El apagón eléctrico que afectó a España y Portugal expuso con claridad que las infraestructuras críticas forman parte de sistemas cada vez más interconectados, en el que una incidencia proyecta efectos sobre servicios esenciales, movilidad, actividad económica y vida cotidiana. Por eso, más allá de la respuesta inmediata, episodios así deben servir para reforzar la supervisión técnica, el aprendizaje preventivo y la capacidad de anticipar riesgos en sistemas complejos. También accidentes como el de Adamuz recuerdan la importancia de la inversión en el mantenimiento de las infraestructuras y que, en infraestructuras críticas, la trazabilidad de los controles, la independencia de las evidencias y la claridad sobre el alcance de cada inspección resultan esenciales para conocer qué ha ocurrido, aprender de ello y reforzar la confianza pública. La DANA de octubre de 2024 en la Comunitat Valenciana evidenció que la seguridad de un territorio no depende solo de carreteras, puentes o vías ferroviarias, sino también de infraestructuras menos visibles, como las hídricas. 

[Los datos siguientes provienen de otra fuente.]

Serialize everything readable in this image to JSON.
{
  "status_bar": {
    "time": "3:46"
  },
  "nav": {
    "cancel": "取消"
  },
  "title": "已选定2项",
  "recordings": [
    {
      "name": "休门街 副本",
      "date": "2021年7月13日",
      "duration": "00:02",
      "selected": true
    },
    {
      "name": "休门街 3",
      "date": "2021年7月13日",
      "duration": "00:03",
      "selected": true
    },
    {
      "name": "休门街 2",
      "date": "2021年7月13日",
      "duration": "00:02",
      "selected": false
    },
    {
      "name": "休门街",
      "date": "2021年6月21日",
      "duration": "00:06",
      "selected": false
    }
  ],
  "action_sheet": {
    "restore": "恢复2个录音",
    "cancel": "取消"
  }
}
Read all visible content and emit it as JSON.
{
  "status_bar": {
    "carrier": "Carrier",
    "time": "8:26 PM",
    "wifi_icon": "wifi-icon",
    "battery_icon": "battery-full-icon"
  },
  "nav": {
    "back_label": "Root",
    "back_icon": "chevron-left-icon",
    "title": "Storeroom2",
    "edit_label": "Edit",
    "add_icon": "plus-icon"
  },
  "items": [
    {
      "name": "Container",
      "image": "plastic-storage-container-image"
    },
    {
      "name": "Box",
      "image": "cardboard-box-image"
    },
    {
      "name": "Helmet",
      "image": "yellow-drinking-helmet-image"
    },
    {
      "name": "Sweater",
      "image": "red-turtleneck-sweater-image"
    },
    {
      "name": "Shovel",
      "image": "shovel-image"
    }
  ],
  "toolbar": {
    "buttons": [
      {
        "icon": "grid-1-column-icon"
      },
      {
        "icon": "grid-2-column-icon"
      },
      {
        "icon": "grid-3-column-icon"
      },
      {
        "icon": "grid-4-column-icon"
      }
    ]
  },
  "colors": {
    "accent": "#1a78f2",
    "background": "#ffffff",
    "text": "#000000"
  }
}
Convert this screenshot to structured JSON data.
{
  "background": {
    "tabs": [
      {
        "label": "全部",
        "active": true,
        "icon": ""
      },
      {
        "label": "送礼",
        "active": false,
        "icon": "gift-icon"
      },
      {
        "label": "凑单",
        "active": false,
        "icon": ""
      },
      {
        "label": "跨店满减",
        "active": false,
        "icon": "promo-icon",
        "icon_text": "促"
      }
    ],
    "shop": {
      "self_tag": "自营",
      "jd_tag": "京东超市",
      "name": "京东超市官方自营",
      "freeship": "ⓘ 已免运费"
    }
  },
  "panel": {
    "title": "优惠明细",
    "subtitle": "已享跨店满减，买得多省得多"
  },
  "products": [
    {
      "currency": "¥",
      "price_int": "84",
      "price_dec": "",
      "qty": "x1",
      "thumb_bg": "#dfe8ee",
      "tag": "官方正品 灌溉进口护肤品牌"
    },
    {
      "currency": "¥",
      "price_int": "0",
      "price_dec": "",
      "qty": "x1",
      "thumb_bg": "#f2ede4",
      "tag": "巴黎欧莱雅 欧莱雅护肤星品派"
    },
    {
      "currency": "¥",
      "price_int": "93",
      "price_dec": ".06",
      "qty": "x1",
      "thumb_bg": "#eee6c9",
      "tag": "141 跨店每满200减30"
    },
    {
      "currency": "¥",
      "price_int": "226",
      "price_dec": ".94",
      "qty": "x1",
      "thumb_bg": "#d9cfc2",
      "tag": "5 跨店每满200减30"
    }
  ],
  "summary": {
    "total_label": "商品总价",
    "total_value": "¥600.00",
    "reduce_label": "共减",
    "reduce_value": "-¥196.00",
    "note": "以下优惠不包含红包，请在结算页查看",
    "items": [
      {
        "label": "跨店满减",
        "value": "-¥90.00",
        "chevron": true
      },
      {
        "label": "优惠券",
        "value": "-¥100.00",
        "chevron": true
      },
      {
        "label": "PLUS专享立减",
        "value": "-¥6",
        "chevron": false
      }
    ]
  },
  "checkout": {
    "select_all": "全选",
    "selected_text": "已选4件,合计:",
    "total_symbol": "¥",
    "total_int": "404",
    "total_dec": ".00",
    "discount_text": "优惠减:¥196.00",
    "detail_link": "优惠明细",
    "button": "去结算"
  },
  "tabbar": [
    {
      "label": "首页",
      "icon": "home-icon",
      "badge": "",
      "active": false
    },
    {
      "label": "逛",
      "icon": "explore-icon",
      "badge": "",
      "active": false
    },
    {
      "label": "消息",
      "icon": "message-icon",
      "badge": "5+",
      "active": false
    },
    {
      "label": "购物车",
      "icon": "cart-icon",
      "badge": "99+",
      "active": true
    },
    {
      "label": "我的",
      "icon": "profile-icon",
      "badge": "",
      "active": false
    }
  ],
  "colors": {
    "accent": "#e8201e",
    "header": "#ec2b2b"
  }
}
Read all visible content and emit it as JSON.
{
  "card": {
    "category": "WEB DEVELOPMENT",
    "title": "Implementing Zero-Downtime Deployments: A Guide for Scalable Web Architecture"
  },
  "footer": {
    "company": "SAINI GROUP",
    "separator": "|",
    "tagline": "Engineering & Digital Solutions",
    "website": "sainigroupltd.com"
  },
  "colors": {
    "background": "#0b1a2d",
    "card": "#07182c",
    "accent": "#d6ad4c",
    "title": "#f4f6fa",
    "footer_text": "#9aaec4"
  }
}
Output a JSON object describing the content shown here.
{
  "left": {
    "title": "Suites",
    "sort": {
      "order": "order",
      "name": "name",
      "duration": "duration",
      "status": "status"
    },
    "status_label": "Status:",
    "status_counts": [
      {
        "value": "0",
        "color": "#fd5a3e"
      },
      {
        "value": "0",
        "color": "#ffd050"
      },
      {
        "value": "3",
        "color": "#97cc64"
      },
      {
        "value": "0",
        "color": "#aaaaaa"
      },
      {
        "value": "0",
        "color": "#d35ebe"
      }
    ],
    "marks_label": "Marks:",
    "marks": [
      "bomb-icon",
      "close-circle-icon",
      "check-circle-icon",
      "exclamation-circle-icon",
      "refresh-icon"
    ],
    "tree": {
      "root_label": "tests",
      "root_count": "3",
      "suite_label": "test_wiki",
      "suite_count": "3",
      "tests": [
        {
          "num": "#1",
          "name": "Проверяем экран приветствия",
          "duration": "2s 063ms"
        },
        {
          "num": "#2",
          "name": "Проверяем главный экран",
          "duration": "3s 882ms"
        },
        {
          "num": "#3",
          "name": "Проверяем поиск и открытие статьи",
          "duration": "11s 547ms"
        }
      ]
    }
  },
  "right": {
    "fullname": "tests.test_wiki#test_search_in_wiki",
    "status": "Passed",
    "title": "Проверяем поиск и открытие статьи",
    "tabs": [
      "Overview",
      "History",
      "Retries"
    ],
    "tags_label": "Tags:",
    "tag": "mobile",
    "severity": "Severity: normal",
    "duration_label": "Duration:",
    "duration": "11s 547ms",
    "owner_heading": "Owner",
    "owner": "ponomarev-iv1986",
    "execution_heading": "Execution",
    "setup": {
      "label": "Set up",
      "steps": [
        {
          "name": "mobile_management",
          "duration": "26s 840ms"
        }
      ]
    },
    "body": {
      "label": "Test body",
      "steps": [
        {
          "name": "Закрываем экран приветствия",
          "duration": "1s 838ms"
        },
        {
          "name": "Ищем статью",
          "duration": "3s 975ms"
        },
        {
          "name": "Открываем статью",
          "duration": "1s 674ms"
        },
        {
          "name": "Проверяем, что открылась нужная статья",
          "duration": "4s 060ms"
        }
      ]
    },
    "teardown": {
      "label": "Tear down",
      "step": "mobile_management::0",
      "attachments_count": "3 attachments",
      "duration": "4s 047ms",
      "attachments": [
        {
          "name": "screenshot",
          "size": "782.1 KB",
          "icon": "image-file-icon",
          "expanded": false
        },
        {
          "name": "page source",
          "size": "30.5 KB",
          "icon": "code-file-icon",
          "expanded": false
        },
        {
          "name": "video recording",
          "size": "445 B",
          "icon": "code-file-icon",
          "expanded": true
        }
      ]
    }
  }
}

En Venezuela, dos terremotos consecutivos están dejando un balance devastador. Casi al tiempo, Japón registraba un gran terremoto, pero sin víctimas mortales. La diferencia no está solo en la intensidad del episodio sino en la cultura preventiva y la calidad de las normas técnicas

Los ejemplos internacionales apuntan en la misma dirección. En Venezuela, dos terremotos consecutivos de magnitud 7,2 y 7,5 están dejando un balance devastador aún por establecer, con miles de víctimas y decenas de miles de edificios dañados o destruidos. Casi al mismo tiempo, Japón registraba un terremoto de gran magnitud frente a la costa de Iwate, pero sin víctimas mortales y con daños muy limitados. La comparación no pretende simplificar realidades distintas, pero sí apuntar que, ante fenómenos extremos, la diferencia no está solo en la intensidad del episodio sino en la cultura preventiva y la calidad de las normas técnicas, en el mantenimiento continuado y los sistemas de alerta, en la preparación institucional y la eficacia de los controles. La prevención no elimina el riesgo, pero puede reducir de forma decisiva sus efectos.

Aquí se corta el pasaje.